A adoção das criptomoedas disparou enquanto os bolivianos buscavam refúgio contra a instabilidade monetária. Com o boliviano perdendo poder de compra e os suprimentos oficiais de dólares diminuindo, as stablecoins emergiram como alternativas práticas para preservar valor e realizar transações transfronteiriças.
Desafios à Frente
Paz assume o cargo com desafios significativos. Embora seu partido detenha majorias apertadas em ambas as câmaras legislativas, implementar sistemas de aquisição baseados em blockchain e gerenciar um fundo de estabilização que inclua criptomoedas exigirá expertise técnica, clareza regulatória e vontade política.
O presidente eleito também deve equilibrar o pragmatismo cripto contra preocupações sobre estabilidade financeira, lavagem de dinheiro e proteção ao consumidor. O marco regulatório da Bolívia ainda está em desenvolvimento e o país carece de políticas fiscais abrangentes para transações de criptomoedas.
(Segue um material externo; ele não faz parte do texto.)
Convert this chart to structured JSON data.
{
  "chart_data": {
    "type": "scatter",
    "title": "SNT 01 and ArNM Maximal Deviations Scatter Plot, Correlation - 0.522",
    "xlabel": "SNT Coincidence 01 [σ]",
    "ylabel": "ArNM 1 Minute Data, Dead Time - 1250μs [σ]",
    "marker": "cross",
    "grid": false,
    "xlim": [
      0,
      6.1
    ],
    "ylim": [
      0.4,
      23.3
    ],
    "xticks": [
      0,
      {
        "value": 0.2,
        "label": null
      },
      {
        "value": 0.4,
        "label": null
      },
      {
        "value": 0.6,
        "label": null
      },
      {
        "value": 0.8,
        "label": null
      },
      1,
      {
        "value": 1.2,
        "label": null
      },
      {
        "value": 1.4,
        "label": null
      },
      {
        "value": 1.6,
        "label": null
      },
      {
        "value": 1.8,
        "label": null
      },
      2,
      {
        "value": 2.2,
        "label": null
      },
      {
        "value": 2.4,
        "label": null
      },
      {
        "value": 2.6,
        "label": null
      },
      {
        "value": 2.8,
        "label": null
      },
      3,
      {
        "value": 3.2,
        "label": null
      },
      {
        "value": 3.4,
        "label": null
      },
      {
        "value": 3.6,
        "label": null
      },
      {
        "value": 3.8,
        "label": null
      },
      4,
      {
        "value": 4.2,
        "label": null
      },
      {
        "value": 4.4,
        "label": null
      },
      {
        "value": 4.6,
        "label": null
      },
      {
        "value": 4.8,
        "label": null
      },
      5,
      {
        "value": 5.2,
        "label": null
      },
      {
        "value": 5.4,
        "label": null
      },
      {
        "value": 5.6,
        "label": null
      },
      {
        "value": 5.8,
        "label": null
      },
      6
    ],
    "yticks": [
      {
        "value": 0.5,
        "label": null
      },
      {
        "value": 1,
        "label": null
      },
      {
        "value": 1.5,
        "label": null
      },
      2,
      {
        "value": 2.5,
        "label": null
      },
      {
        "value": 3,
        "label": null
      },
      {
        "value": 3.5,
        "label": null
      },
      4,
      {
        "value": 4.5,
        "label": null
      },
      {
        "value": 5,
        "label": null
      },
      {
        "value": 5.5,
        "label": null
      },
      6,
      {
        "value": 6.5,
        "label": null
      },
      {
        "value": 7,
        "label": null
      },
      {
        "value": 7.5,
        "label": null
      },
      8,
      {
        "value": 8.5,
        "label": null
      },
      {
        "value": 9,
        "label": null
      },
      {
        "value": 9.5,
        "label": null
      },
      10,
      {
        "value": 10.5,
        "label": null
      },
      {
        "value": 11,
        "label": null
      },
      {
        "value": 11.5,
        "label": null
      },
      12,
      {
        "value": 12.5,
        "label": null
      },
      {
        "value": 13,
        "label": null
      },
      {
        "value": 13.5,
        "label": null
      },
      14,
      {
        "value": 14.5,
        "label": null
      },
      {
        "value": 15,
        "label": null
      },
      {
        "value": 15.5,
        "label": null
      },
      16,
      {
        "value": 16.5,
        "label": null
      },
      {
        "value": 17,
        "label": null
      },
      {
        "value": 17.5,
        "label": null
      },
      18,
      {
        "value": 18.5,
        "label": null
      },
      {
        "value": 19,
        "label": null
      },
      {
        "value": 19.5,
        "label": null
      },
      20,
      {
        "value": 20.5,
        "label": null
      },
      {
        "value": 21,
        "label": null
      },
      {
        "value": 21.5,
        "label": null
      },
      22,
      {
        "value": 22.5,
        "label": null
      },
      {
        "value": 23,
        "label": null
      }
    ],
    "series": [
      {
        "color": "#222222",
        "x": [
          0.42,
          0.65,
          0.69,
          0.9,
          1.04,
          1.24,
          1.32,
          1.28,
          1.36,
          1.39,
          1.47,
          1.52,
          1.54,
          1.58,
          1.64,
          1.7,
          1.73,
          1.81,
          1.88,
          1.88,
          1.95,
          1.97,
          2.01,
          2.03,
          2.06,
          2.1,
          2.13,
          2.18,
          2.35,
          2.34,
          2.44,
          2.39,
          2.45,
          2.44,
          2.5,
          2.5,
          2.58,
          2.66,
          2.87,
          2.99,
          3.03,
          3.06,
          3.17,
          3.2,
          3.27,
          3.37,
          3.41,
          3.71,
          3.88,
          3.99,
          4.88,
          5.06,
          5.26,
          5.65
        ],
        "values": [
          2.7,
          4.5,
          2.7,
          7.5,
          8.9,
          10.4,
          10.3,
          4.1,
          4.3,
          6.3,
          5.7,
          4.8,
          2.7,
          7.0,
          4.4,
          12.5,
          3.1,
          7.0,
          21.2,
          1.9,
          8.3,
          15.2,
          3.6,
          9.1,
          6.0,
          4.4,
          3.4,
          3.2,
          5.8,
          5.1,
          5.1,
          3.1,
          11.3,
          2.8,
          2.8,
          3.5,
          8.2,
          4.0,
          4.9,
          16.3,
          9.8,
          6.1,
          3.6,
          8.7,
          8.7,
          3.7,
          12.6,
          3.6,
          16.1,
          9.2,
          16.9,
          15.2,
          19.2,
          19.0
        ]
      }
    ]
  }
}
O ex-presidente do Banco Central, Jose Gabriel Espinoza, advertiu que a onda de cripto da Bolívia "não é um sinal de estabilidade — é mais um reflexo do poder de compra deteriorado das famílias." O comentário ressalta que, enquanto as criptomoedas oferecem alívio a curto prazo, abordar a crise econômica subjacente da Bolívia exige reformas mais amplas.
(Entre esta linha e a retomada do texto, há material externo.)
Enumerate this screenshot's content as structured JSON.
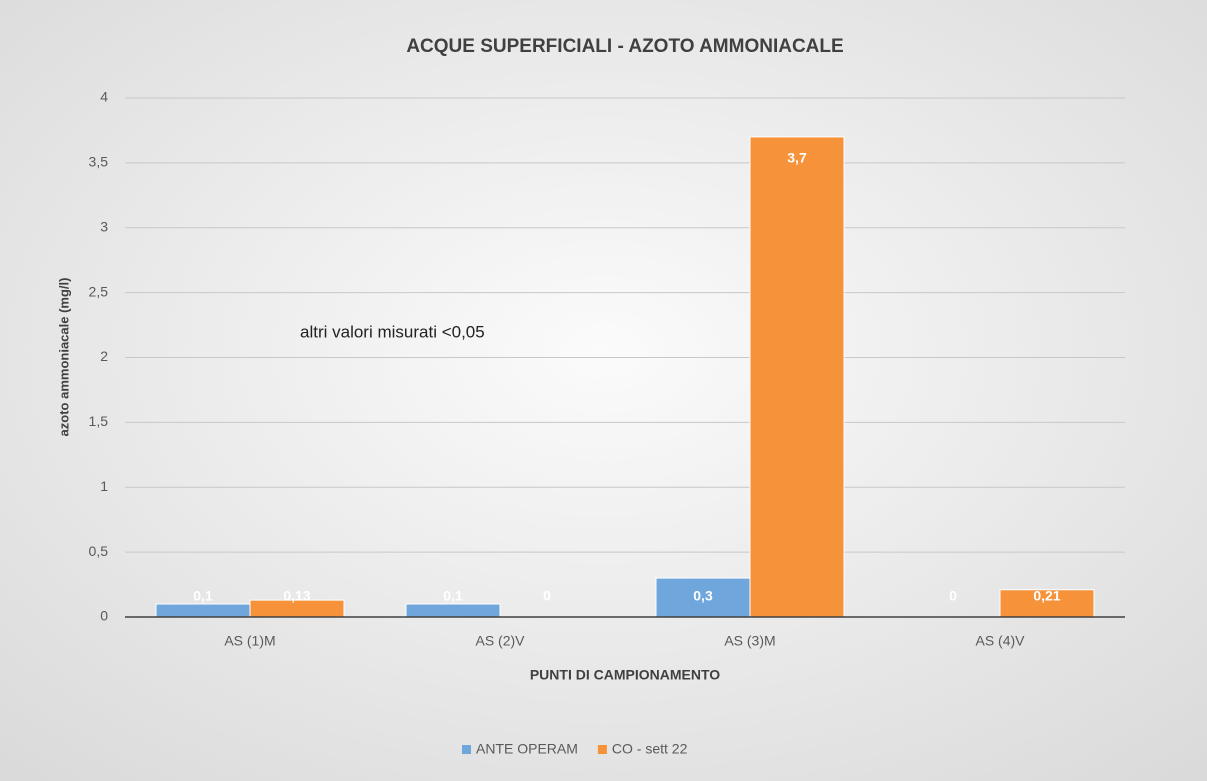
{
  "chart_data": {
    "type": "bar",
    "title": "ACQUE SUPERFICIALI - AZOTO AMMONIACALE",
    "x_label": "PUNTI DI CAMPIONAMENTO",
    "y_label": "azoto ammoniacale (mg/l)",
    "annotation": "altri valori misurati  <0,05",
    "categories": [
      "AS (1)M",
      "AS (2)V",
      "AS (3)M",
      "AS (4)V"
    ],
    "series": [
      {
        "name": "ANTE OPERAM",
        "color": "#6fa6dc",
        "values": [
          0.1,
          0.1,
          0.3,
          0
        ],
        "value_labels": [
          "0,1",
          "0,1",
          "0,3",
          "0"
        ]
      },
      {
        "name": "CO - sett 22",
        "color": "#f5923a",
        "values": [
          0.13,
          0,
          3.7,
          0.21
        ],
        "value_labels": [
          "0,13",
          "0",
          "3,7",
          "0,21"
        ]
      }
    ],
    "ylim": [
      0,
      4
    ],
    "yticks": [
      0,
      {
        "value": 0.5,
        "label": "0,5"
      },
      1,
      {
        "value": 1.5,
        "label": "1,5"
      },
      2,
      {
        "value": 2.5,
        "label": "2,5"
      },
      3,
      {
        "value": 3.5,
        "label": "3,5"
      },
      4
    ],
    "grid": true,
    "legend": "bottom"
  }
}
Paz prometeu eliminar gradualmente os subsídios aos combustíveis, modernizar empresas estatais e restaurar a estabilidade macroeconômica — metas ambiciosas que podem enfrentar resistência de sindicatos e oposição política. Suas iniciativas de blockchain e cripto oferecem ferramentas potenciais para transparência e flexibilidade financeira, mas o sucesso depende, em última análise, da execução.
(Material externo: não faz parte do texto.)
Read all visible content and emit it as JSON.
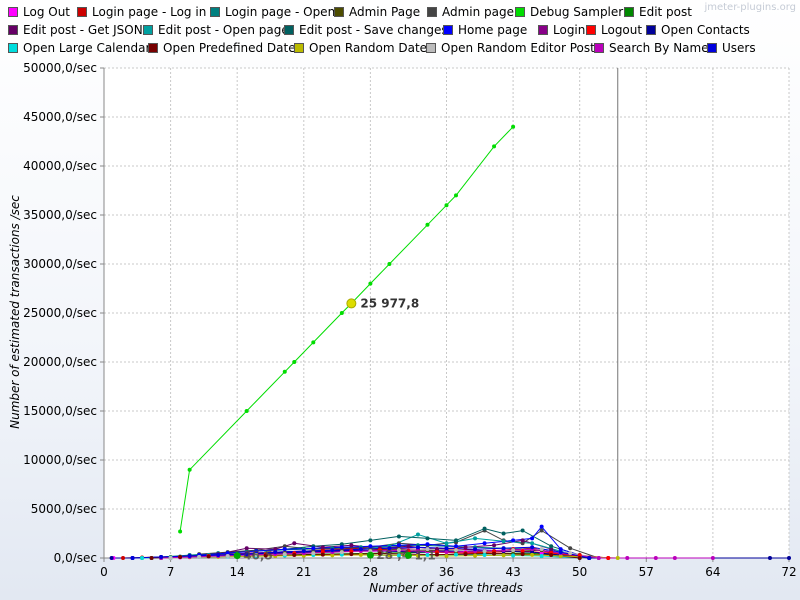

Panorama Cripto na América Latina
A evolução das políticas da Bolívia reflete tendências mais amplas na América Latina. A Argentina, enfrentando uma inflação acima de 100%, viu os cidadãos abraçarem as stablecoins como proteção de riqueza. O Brasil mantém um crescimento constante das criptos através de regulamentações claras e um setor fintech dinâmico. Colômbia e México mostram adoção crescente impulsionada pela volatilidade cambial e acesso limitado aos serviços bancários em dólares.
O Índice Global de Adoção de Cripto da Chainalysis mostra que a adoção de criptos na América Latina subiu de 53% em 2024 para 63% ano a ano, solidificando a região como um dos mercados de criptomoedas de expansão mais rápida. Entre julho de 2023 e junho de 2024, a América Latina processou quase $415 bilhões em ativos digitais, capturando 9,1% do valor global de criptomoedas. Conteúdo: Três nações latino-americanas — Brasil, Venezuela e Argentina — classificaram-se entre os 20 principais adotantes de criptomoedas em 2025, refletindo a crescente aceitação da região por ativos digitais como ferramentas econômicas práticas, em vez de investimentos especulativos.
À medida que Paz se prepara para tomar posse, sua estratégia anti-corrupção baseada em blockchain e o fundo de estabilização inclusivo de criptomoedas representam uma aposta calculada de que as tecnologias digitais podem ajudar a reconstruir a confiança no governo enquanto abordam a crise econômica da Bolívia. Se essa abordagem terá sucesso moldará não apenas o futuro da Bolívia, mas também poderá influenciar a política de criptomoedas em todo o mundo em desenvolvimento.